Si
Thin Lizzy n'a pas encore goûté pleinement à la gloire, cela ne saurait tarder. Bien sûr, cela ne se fait pas en un claquement de doigt. Il faudra attendre le single qui tue pour cela et ce single, c'est
Whisky In The Jar, un morceau traditionnel irlandais repris joyeusement par le groupe, avec une saveur très rock, le genre de morceau qui donne envie de taper du pied et qui, malgré la fait qu'il ne soit à la base que sur 45 tours et pas sur album, ne l'empêchera aucunement de devenir un incontournable de concert, le titre que les fans réclameront toujours, à chaque gig de
Thin Lizzy. Un incontournable, qui a connu une seconde jeunesse quand
Metallica l'a à son tour repris sur son Garage Inc.
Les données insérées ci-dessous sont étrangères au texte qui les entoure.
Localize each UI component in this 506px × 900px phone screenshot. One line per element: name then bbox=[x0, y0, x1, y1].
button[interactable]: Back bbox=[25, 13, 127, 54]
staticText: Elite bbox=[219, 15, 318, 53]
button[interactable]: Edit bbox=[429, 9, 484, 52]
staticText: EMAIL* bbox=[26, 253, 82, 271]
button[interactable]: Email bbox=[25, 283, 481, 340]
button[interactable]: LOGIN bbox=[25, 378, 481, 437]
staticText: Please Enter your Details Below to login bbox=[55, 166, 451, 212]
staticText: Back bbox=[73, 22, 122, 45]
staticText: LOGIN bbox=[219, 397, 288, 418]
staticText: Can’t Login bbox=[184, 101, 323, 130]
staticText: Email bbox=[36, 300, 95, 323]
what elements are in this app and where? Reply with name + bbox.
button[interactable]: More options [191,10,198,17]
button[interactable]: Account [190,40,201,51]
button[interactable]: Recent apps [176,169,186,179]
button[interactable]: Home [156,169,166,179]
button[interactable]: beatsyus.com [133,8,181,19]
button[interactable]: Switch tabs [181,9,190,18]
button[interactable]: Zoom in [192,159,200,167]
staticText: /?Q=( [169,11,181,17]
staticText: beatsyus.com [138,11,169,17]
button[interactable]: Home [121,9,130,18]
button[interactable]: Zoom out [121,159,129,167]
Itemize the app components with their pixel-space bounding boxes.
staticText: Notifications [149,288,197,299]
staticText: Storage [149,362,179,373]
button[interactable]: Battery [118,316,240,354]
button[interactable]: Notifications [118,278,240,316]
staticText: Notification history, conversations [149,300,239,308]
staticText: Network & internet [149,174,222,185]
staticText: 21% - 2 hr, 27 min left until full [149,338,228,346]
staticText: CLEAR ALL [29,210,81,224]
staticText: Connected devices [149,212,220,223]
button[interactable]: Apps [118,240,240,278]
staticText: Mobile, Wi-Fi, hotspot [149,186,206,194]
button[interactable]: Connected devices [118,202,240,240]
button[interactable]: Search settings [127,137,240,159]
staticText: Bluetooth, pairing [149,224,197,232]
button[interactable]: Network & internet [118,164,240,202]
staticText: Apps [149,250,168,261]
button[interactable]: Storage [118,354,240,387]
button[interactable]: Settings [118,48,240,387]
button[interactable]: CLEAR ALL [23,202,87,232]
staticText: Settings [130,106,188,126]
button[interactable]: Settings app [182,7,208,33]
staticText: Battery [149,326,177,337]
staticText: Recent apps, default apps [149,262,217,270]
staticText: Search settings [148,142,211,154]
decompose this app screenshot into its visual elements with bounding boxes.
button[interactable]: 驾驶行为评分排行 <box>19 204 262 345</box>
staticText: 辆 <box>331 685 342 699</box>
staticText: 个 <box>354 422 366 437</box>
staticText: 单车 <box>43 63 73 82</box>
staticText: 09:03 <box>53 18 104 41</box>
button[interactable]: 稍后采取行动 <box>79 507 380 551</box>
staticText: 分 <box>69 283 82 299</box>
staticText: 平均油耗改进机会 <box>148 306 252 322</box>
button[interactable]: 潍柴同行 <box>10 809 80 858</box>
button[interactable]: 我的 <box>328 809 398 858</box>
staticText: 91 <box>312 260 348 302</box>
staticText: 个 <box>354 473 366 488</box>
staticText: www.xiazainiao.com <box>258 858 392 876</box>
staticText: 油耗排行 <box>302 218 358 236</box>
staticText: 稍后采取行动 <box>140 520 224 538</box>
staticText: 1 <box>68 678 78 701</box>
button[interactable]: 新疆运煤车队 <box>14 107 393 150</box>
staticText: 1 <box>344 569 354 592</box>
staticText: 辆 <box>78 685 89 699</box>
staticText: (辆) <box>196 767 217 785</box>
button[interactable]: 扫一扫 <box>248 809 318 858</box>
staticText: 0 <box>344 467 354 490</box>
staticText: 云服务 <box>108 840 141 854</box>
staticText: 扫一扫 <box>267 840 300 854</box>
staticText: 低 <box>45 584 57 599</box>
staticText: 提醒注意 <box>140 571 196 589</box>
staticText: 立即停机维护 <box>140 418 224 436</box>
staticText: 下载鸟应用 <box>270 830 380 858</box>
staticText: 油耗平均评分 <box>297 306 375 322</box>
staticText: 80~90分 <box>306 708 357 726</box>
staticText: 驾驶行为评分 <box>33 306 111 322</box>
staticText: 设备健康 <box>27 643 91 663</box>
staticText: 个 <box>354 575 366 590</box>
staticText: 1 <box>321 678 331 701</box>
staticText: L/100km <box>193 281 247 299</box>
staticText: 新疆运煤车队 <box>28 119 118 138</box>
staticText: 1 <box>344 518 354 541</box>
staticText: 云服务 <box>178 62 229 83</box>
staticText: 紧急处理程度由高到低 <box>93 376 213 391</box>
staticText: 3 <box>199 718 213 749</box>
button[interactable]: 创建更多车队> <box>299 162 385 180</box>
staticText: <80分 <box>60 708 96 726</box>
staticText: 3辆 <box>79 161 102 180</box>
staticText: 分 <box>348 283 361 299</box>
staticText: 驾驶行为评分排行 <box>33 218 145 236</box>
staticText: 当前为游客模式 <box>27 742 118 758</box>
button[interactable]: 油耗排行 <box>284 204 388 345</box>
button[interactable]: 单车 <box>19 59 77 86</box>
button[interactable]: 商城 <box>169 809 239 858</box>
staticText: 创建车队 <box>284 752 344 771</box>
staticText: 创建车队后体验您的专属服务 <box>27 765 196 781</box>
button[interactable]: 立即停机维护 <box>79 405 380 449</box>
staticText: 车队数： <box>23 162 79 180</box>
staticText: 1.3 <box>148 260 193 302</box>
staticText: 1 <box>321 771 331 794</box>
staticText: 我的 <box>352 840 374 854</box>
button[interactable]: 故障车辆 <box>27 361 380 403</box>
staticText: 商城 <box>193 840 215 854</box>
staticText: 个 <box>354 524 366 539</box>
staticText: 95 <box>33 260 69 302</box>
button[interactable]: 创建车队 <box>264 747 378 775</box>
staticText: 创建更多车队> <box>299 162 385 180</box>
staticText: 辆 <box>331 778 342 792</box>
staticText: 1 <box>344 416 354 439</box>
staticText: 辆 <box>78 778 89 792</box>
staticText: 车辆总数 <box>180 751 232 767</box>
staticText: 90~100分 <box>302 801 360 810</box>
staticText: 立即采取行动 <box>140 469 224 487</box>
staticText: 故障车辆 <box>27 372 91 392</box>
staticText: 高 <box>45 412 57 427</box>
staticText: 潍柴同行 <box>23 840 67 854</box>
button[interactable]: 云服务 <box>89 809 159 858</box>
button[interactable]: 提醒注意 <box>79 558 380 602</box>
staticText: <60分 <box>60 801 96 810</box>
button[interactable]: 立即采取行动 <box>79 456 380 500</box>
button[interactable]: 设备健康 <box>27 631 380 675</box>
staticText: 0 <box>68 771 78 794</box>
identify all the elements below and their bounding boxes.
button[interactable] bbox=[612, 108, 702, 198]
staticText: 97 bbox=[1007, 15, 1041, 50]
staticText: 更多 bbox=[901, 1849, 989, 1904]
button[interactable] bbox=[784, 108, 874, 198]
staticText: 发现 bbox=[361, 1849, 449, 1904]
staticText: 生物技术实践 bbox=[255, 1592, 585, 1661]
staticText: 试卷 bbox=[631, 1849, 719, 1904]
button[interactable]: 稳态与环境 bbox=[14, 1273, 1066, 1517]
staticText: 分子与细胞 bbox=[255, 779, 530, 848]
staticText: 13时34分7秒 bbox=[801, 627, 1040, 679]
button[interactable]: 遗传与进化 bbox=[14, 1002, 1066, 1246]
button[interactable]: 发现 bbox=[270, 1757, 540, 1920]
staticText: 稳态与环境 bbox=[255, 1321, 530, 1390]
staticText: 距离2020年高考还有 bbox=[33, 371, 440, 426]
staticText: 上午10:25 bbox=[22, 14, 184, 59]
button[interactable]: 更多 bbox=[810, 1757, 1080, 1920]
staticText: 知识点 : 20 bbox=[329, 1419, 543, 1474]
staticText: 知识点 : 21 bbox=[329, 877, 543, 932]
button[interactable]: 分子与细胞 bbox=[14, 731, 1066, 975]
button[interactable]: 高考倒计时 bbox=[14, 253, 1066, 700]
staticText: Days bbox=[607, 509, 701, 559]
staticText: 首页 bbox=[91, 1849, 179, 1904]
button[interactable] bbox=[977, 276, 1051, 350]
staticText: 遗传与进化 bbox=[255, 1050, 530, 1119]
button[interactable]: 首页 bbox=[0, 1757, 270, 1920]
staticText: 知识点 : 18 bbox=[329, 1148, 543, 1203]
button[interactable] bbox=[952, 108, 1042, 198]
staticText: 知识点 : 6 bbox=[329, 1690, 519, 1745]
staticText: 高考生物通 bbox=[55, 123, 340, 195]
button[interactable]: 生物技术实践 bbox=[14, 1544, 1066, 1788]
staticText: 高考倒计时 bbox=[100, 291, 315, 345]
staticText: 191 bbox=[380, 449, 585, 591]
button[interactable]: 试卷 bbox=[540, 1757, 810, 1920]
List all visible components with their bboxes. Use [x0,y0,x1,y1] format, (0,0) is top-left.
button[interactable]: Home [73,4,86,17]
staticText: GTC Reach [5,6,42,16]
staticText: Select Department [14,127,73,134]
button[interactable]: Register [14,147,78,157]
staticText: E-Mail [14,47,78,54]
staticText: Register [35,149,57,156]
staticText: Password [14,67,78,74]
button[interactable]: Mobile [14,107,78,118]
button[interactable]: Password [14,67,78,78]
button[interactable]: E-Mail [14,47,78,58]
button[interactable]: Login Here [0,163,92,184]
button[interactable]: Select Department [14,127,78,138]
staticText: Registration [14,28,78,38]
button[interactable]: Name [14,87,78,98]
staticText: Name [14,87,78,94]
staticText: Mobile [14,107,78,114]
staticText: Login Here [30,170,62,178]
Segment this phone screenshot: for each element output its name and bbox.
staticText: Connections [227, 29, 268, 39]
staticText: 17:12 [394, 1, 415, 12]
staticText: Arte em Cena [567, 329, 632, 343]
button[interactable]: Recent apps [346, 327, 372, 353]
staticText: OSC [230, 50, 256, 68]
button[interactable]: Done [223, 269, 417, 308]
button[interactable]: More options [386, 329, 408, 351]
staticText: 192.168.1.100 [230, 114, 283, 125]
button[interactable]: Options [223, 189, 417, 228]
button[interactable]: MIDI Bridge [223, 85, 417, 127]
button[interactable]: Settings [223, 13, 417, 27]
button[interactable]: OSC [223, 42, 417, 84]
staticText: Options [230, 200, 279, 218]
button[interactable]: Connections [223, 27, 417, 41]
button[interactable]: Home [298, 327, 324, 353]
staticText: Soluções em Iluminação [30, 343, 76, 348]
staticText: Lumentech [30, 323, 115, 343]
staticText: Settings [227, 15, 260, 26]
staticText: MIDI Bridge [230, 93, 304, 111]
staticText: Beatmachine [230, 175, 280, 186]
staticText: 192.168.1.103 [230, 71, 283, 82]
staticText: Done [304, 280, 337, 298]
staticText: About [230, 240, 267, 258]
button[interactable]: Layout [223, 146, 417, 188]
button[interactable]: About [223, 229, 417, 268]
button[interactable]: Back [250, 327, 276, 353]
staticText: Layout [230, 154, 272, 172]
Bref, un titre présent sur single, mais qui ne figure pas sur l'album
Vagabonds Of The Western World qui a l'origine ne contenait que huit titres. Une hérésie en somme. Mais est-ce un album à éviter pour autant, ainsi débarrassé de ce hit providentiel ? Non ! Parce que l'on assiste à la naissance d'un papillon. Encore un peu chétif, mais qui commence à montrer clairement vers quelle voie va se lancer la formation menée par le métis
Phil Lynott, une voie plus dure, où la guitare prend de plus en plus de droits, sans pour autant stagner à un seul style.
En effet, le groupe a cette faculté de passer du hard rock au blues, sans oublier des morceaux souvent gorgés de soul sur laquelle la voix chaude et sensuelle de Lynott fait des merveilles. Bref, un esprit éclectique est le bienvenue avant de s'enfiler cette galette qui, près de quarante ans plus tard, reste toujours aussi agréable à écouter et découvrir. On retrouve la sensibilité de Phil, qui éclate sur les ballades (
Little Girl In Bloom, bien aidé par un solo subtil de
Eric Bell qui n'en fait jamais des tonnes), on le découvre également bad boy dans l'âme, à hurler son amour pour le rock sur un titre très rentre-dedans pour l'époque, le bien nommé
The Rocker, qui deviendra lui aussi un grand classique du groupe, joué et rejoué maintes fois et dont l'efficacité n'est plus à prouver.
La basse reste toujours très présente également, formant avec l'apport à la batterie de
Brian Downey une rythmique solide. Mais Lynott ne se contente pas du minimum, il se sert de son instrument pour colorer les morceaux avec des passages funky en diable, ce qui sera souvent une constante chez
Thin Lizzy. L'approche musicale est donc très ouverte, même si on assiste à un durcissement du ton bien amené, sans heurts, sans que le disque soit déséquilibré. Cependant, on peut regretter quelques longueurs, les morceaux tirant parfois sur la corde avec de longs passages qui survivent parfois mal à l'épreuve du temps et qui sont les témoins frustrant d'une époque fortement teintée de kitsch (
A Song For While I'm Away aurait mérité un meilleur sort avec l'apport des cordes, par exemple, mais elle peine à se sortir d'un carcan gnangnan. Dommage, car il y avait là un sacré potentiel non exploité).
Vagabonds Of The Western World est un disque fort sympathique, qui définit bien plus clairement le son
Thin Lizzy que ses deux grands frères encore un peu timide. La formule est proche de la perfection ; il lui manque encore quelque chose, ce jeu à la twin guitars par exemple, qui marquera le hard rock de son empreinte, même si la fameuse tierce fera la renommée de
Iron Maiden. Ou encore ce talent pour terminer une chanson avant qu'elle ne devienne trop longue, se contentant certes d'un minimum mais qui compactera la musique du groupe pour lui donner plus d'impact alors que là elle est parfois trop bavarde. Il n'empêche, ce disque est bon à défaut d'être génial et ferait une bonne introduction au monde de Phil Lynott, avant de passer à d'autres merveilles.